This repository has been forked from https://github.com/mklajnerok/PISA to be used as a research reproducibility exemplar for the Curating Data Sets for Reproducibility workshop at the Canadian Data Curation Forum, held on October 16-18, 2019 in Hamilton, ON.
While we have tried to change as little as possible, there were things that needed to be fixed in order to have the project run in MyBinder. A folder called binder was added to hold the files required for the MyBinder implementation. These are the configuration files that allow the [PISA Jupyter notebook file] (https://github.com/data-curation/PISA/tree/master/pisa_basic/notebooks) to be packaged as a container file. The first file requirements.txt
is a dependencies file, listing all of the Python modules that are required to run the code. The second file runtime.txt
specifies which Python version was used to write the code.
In addition, there is an error in the 10th code cell of the pisa_project_part1.ipynb. This error has something to do with numpy and floats, but it's not something that we've been able to fix.
There are two ways to load Python modules: through an environment.yml
file (which loads through Anaconda) or through a requirements.txt
file (which still somehow loads through Conda).
These have different formatting requirements. The tricky part is that it's better if the dependencies file is built with the project, rather than being reconstructed afterwards. This is because some of the modules need to have specific version numbers, and it takes a bit of trying to get those to work after the fact. Determining the specific module versions was time-intensive (and frustrating).

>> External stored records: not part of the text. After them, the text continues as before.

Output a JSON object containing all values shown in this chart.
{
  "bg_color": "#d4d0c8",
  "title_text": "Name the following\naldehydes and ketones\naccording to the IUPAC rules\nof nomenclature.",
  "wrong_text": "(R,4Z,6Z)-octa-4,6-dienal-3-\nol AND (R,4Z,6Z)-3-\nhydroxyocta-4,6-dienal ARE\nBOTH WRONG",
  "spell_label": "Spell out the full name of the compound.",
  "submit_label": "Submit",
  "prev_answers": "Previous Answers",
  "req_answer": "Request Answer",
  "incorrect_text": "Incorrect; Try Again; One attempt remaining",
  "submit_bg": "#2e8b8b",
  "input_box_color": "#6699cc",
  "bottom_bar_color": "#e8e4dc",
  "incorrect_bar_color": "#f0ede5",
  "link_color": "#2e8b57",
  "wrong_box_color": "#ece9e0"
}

At the time of file creation, running the following commands would be extremely helpful:
IPython.sys_info() # requires importing the IPython module, prints detailed information about the runtime environment
pip freeze > requirements.txt # prints a list of all dependencies,
# refer to https://pip.pypa.io/en/stable/reference/pip_freeze/ for specifics
For this project we've used a requirements.txt file
, which also needs an additional file called runtime.txt
to specify the Python version. This project was built in Python2.7, which will not be supported as of Jan 2020. Below is a sample set of each file, showing the formatting differences between the two.
channels:
- conda-forge
dependencies:
- conda==4.7.12
- python
- numpy>=1.11
- pip
- scipy>=0.18
- patsy>=0.4.0
- cython>=0.24
- pip:
- wbdata==0.2.7
- statsmodels.formula.api==0.10
- pandas>=0.19
- matplotlib
numpy==1.11
scipy==0.18
patsy==0.4.0
cython==0.24
wbdata==0.2.7
pandas==0.19
matplotlib
pycountry